The researchers created OpenTSLM, which comes in two versions. One, called OpenTSLM-SoftPrompt, adds special 'time series tokens' to the text the model processes. The other, OpenTSLM-Flamingo, directly connects the time series data to the text using a technique called cross-attention. They tested these models on three new datasets related to human activity recognition, sleep staging, and ECG analysis, comparing them to other approaches. They also made all their code and data publicly available.

Why it matters?

This work is important because it allows language models to better understand and interpret medical data that changes over time. OpenTSLM performs better than existing methods, even surpassing more powerful models like GPT-4o in some cases, and does so without requiring as much computer memory.

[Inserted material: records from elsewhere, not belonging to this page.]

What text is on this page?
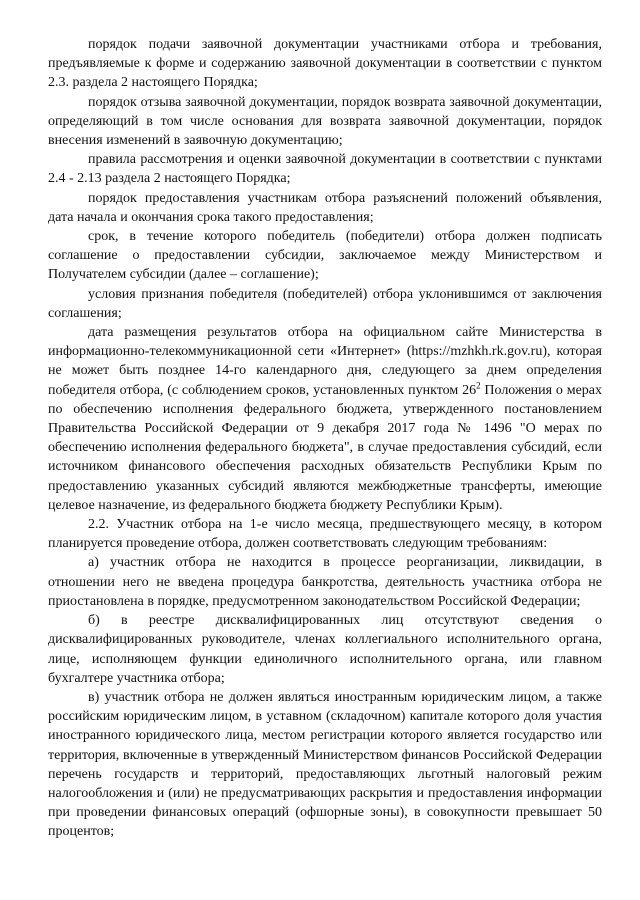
порядок подачи заявочной документации участниками отбора и требования, предъявляемые к форме и содержанию заявочной документации в соответствии с пунктом 2.3. раздела 2 настоящего Порядка;

порядок отзыва заявочной документации, порядок возврата заявочной документации, определяющий в том числе основания для возврата заявочной документации, порядок внесения изменений в заявочную документацию;

правила рассмотрения и оценки заявочной документации в соответствии с пунктами 2.4 - 2.13 раздела 2 настоящего Порядка;

порядок предоставления участникам отбора разъяснений положений объявления, дата начала и окончания срока такого предоставления;

срок, в течение которого победитель (победители) отбора должен подписать соглашение о предоставлении субсидии, заключаемое между Министерством и Получателем субсидии (далее – соглашение);

условия признания победителя (победителей) отбора уклонившимся от заключения соглашения;

дата размещения результатов отбора на официальном сайте Министерства в информационно-телекоммуникационной сети «Интернет» (https://mzhkh.rk.gov.ru), которая не может быть позднее 14-го календарного дня, следующего за днем определения победителя отбора, (с соблюдением сроков, установленных пунктом $26^2$ Положения о мерах по обеспечению исполнения федерального бюджета, утвержденного постановлением Правительства Российской Федерации от 9 декабря 2017 года № 1496 "О мерах по обеспечению исполнения федерального бюджета", в случае предоставления субсидий, если источником финансового обеспечения расходных обязательств Республики Крым по предоставлению указанных субсидий являются межбюджетные трансферты, имеющие целевое назначение, из федерального бюджета бюджету Республики Крым).

2.2. Участник отбора на 1-е число месяца, предшествующего месяцу, в котором планируется проведение отбора, должен соответствовать следующим требованиям:

а) участник отбора не находится в процессе реорганизации, ликвидации, в отношении него не введена процедура банкротства, деятельность участника отбора не приостановлена в порядке, предусмотренном законодательством Российской Федерации;

б) в реестре дисквалифицированных лиц отсутствуют сведения о дисквалифицированных руководителе, членах коллегиального исполнительного органа, лице, исполняющем функции единоличного исполнительного органа, или главном бухгалтере участника отбора;

в) участник отбора не должен являться иностранным юридическим лицом, а также российским юридическим лицом, в уставном (складочном) капитале которого доля участия иностранного юридического лица, местом регистрации которого является государство или территория, включенные в утвержденный Министерством финансов Российской Федерации перечень государств и территорий, предоставляющих льготный налоговый режим налогообложения и (или) не предусматривающих раскрытия и предоставления информации при проведении финансовых операций (офшорные зоны), в совокупности превышает 50 процентов;
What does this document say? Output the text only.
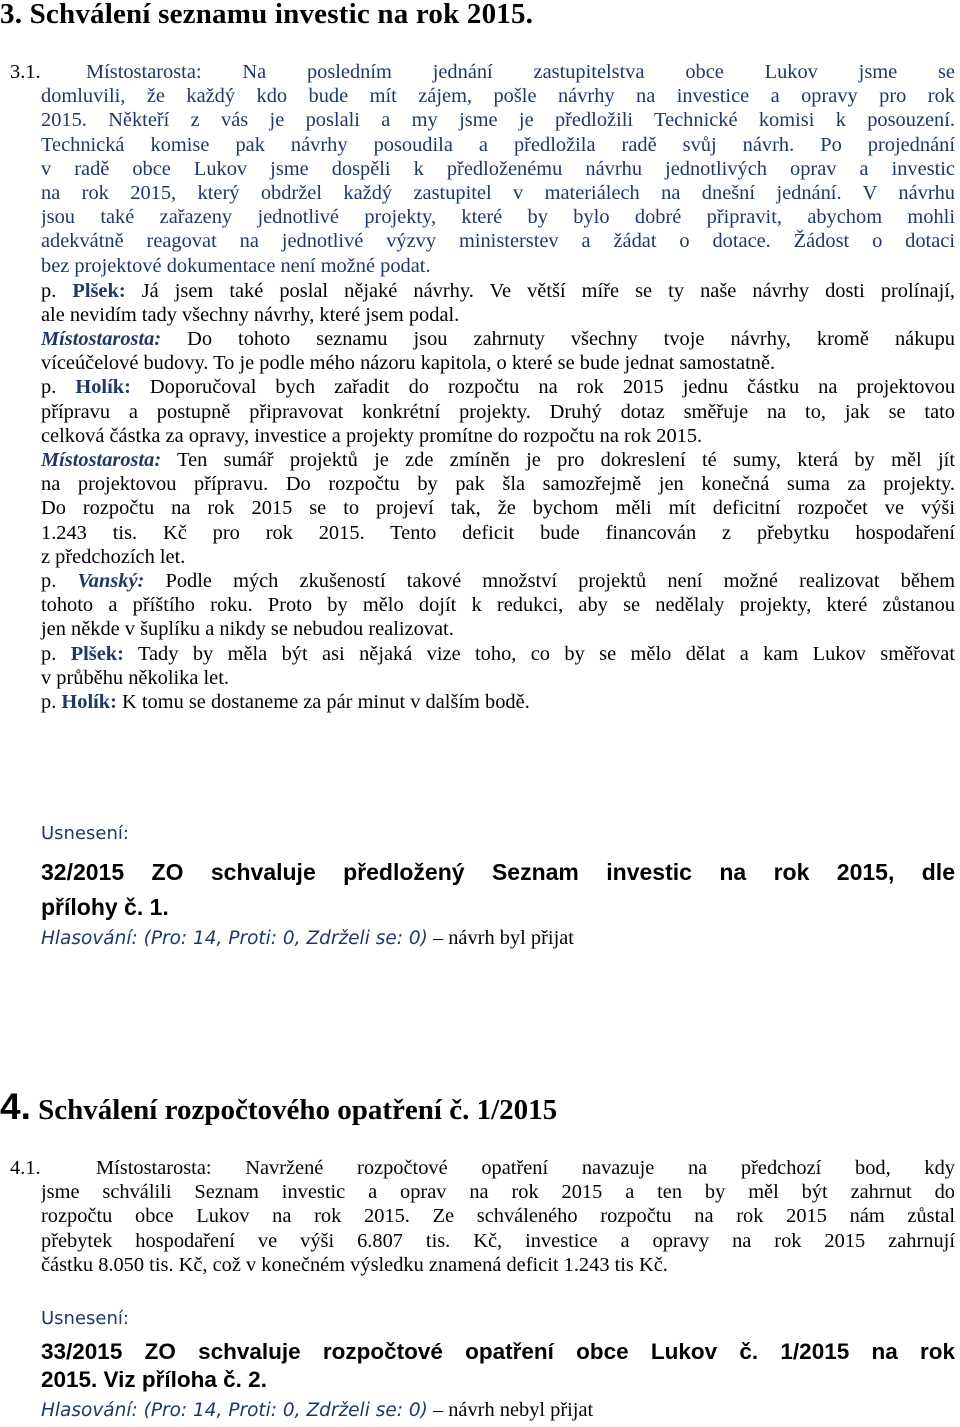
3. Schválení seznamu investic na rok 2015.
3.1. Místostarosta: Na posledním jednání zastupitelstva obce Lukov jsme se
domluvili, že každý kdo bude mít zájem, pošle návrhy na investice a opravy pro rok
2015. Někteří z vás je poslali a my jsme je předložili Technické komisi k posouzení.
Technická komise pak návrhy posoudila a předložila radě svůj návrh. Po projednání
v radě obce Lukov jsme dospěli k předloženému návrhu jednotlivých oprav a investic
na rok 2015, který obdržel každý zastupitel v materiálech na dnešní jednání. V návrhu
jsou také zařazeny jednotlivé projekty, které by bylo dobré připravit, abychom mohli
adekvátně reagovat na jednotlivé výzvy ministerstev a žádat o dotace. Žádost o dotaci
bez projektové dokumentace není možné podat.
p. Plšek: Já jsem také poslal nějaké návrhy. Ve větší míře se ty naše návrhy dosti prolínají,
ale nevidím tady všechny návrhy, které jsem podal.
Místostarosta: Do tohoto seznamu jsou zahrnuty všechny tvoje návrhy, kromě nákupu
víceúčelové budovy. To je podle mého názoru kapitola, o které se bude jednat samostatně.
p. Holík: Doporučoval bych zařadit do rozpočtu na rok 2015 jednu částku na projektovou
přípravu a postupně připravovat konkrétní projekty. Druhý dotaz směřuje na to, jak se tato
celková částka za opravy, investice a projekty promítne do rozpočtu na rok 2015.
Místostarosta: Ten sumář projektů je zde zmíněn je pro dokreslení té sumy, která by měl jít
na projektovou přípravu. Do rozpočtu by pak šla samozřejmě jen konečná suma za projekty.
Do rozpočtu na rok 2015 se to projeví tak, že bychom měli mít deficitní rozpočet ve výši
1.243 tis. Kč pro rok 2015. Tento deficit bude financován z přebytku hospodaření
z předchozích let.
p. Vanský: Podle mých zkušeností takové množství projektů není možné realizovat během
tohoto a příštího roku. Proto by mělo dojít k redukci, aby se nedělaly projekty, které zůstanou
jen někde v šuplíku a nikdy se nebudou realizovat.
p. Plšek: Tady by měla být asi nějaká vize toho, co by se mělo dělat a kam Lukov směřovat
v průběhu několika let.
p. Holík: K tomu se dostaneme za pár minut v dalším bodě.
Usnesení:
32/2015 ZO schvaluje předložený Seznam investic na rok 2015, dle
přílohy č. 1.
Hlasování: (Pro: 14, Proti: 0, Zdrželi se: 0) – návrh byl přijat
4. Schválení rozpočtového opatření č. 1/2015
4.1.	Místostarosta: Navržené rozpočtové opatření navazuje na předchozí bod, kdy
jsme schválili Seznam investic a oprav na rok 2015 a ten by měl být zahrnut do
rozpočtu obce Lukov na rok 2015. Ze schváleného rozpočtu na rok 2015 nám zůstal
přebytek hospodaření ve výši 6.807 tis. Kč, investice a opravy na rok 2015 zahrnují
částku 8.050 tis. Kč, což v konečném výsledku znamená deficit 1.243 tis Kč.
Usnesení:
33/2015 ZO schvaluje rozpočtové opatření obce Lukov č. 1/2015 na rok
2015. Viz příloha č. 2.
Hlasování: (Pro: 14, Proti: 0, Zdrželi se: 0) – návrh nebyl přijat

This could lead to better digital health applications and more accurate medical insights.

Abstract

LLMs have emerged as powerful tools for interpreting multimodal data. In medicine, they hold particular promise for synthesizing large volumes of clinical information into actionable insights and digital health applications. Yet, a major limitation remains their inability to handle time series. To overcome this gap, we present OpenTSLM, a family of Time Series Language Models (TSLMs) created by integrating time series as a native modality to pretrained LLMs, enabling reasoning over multiple time series of any length. We investigate two architectures for OpenTSLM. The first, OpenTSLM-SoftPrompt, models time series implicitly by concatenating learnable time series tokens with text tokens via soft prompting. Although parameter-efficient, we hypothesize that explicit time series modeling scales better and outperforms implicit approaches. We thus introduce OpenTSLM-Flamingo, which integrates time series with text via cross-attention. We benchmark both variants against baselines that treat time series as text tokens or plots, across a suite of text-time-series Chain-of-Thought (CoT) reasoning tasks. We introduce three datasets: HAR-CoT, Sleep-CoT, and ECG-QA-CoT. Across all, OpenTSLM models outperform baselines, reaching 69.9 F1 in sleep staging and 65.4 in HAR, compared to 9.05 and 52.2 for finetuned text-only models. Notably, even 1B-parameter OpenTSLM models surpass GPT-4o (15.47 and 2.95). OpenTSLM-Flamingo matches OpenTSLM-SoftPrompt in performance and outperforms on longer sequences, while maintaining stable memory requirements. By contrast, SoftPrompt grows exponentially in memory with sequence length, requiring around 110 GB compared to 40 GB VRAM when training on ECG-QA with LLaMA-3B. Expert reviews by clinicians find strong reasoning capabilities exhibited by OpenTSLMs on ECG-QA. To facilitate further research, we provide all code, datasets, and models open-source.